Şanlıurfa’nın Suruç ilçesinde Kobanê’ye yardım götürmek için toplanan Sosyalist Gençlik Dernekleri Federasyonu (SGDF) üyelerine yönelik canlı bomba eylemi gerçekleştiren IŞİD’li terörist Şeyh Abdurrahman Alagöz’le ilgili yeni bilgiler gün ışığına çıkmayı sürdürüyor. Milliyet’ten Sertaç Koç'un haberine göre, Ekim 2014’te Suriye’ye geçerek IŞİD’e katılan Alagöz’ün cep telefonunun, Suriye’ye geçmeden önce dinlendiği ortaya çıktı.
Saldırıdan bir gün sonra Dicle Haber Ajansı (DİHA) tarafından canlı bomba olabileceği şüphesiyle servis edilen Alagöz’ün nüfus cüzdanının, "SGDF’liler tarafından bulunarak polise verildiği" ileri sürüldü. Alagöz’ün ve 5 Haziran’da Diyarbakır’daki HDP mitingine yönelik bombalı saldırının faili IŞİD’li terörist Orhan Gönder’in de sıklıkla gittiği İslam Çayevi’nin, IŞİD’le bağlantılı olabileceği ve burada IŞİD’e eleman kazandırılması çalışmaları yapıldığı şüphesiyle emniyet takibinde olduğu öğrenildi. Adıyaman Emniyeti’nin bu çay ocağına gidenler arasında olan Alagöz’ün cep telefonunu, mahkeme kararıyla IŞİD saflarına katılmak için Suriye’ye gitmeden önce teknik takip yaparak dinlediği kaydedildi.

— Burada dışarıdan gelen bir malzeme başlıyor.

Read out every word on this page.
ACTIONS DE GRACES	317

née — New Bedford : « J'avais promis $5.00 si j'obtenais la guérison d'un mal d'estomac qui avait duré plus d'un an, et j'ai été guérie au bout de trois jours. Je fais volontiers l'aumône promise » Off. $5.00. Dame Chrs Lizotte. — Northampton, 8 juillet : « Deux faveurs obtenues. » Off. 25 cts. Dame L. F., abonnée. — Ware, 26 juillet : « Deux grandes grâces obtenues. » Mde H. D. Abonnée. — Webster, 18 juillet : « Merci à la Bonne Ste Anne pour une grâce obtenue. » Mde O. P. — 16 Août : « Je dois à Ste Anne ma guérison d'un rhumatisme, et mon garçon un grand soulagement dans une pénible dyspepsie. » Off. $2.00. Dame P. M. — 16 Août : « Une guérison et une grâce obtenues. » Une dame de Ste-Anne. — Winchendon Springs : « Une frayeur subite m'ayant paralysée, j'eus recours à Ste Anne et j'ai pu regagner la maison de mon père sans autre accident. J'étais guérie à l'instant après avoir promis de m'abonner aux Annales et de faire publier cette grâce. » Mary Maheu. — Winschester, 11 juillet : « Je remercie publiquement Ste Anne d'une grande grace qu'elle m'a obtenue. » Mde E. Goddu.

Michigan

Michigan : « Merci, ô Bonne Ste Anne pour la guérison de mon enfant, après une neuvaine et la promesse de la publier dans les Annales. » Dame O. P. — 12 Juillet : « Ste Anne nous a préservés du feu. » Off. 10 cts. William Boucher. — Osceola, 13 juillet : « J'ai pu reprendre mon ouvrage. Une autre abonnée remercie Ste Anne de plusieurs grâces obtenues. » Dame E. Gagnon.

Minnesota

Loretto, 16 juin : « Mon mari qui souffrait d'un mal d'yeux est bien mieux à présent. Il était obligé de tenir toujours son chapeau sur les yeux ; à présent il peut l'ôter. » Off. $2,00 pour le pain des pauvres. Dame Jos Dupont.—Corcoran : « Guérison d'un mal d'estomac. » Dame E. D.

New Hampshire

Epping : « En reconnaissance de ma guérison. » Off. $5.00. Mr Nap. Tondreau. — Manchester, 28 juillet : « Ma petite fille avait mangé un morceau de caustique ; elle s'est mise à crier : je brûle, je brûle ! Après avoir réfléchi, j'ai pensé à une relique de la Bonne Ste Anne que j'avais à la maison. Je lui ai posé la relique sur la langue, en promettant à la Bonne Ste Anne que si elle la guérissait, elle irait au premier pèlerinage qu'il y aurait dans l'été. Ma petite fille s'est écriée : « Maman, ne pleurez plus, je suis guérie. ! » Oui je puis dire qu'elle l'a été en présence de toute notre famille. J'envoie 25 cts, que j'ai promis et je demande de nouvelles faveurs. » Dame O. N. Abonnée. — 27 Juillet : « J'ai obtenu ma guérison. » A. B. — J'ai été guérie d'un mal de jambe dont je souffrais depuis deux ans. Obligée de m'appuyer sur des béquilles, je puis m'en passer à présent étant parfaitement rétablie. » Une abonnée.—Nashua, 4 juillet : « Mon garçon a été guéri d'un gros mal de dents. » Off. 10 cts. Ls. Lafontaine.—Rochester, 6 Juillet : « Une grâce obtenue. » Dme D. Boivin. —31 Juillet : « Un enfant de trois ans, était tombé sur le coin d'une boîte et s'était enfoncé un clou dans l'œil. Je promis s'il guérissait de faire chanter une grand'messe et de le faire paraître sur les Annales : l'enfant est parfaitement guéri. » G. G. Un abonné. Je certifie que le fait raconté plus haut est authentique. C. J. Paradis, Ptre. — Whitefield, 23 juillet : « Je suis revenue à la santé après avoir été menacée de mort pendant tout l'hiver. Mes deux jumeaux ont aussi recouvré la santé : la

Ekim 2014’te Gönder’le aynı zamanda Adıyaman’dan IŞİD’e katılmak için Suriye’ye geçtiği belirlenen Alagöz’ün, telefonunun yaklaşık 10 gün dinlendiği öğrenildi. Aralarında bir irtibat tespit edilemeyen ve tanıştıklarına dair bir bulguya rastlanmayan Gönder ile Alagöz’ün Suriye’deki IŞİD kampında bomba eğitimi aldığı iddia edildi.
Telefona yönelik teknik takibini sürdüren polis, Alagöz’ün telefonunu Suriye’ye geçtikten sonra Arapça konuşan bir IŞİD militanına verdiğini ve telefonunun kendisi tarafından kullanılmadığını belirledi. Bu tespit üzerine mahkeme kararıyla yapılan telefon dinlemesinin Alagöz’ün bu telefonu kullanmayı bırakması üzerine sonlandırıldığı öne sürüldü. Soruşturmayı yürüten birimlerin Alagöz’ün dinlendiği süre içerisinde kimlerle irtibata geçtiği üzerinde yoğunlaştığı öğrenildi.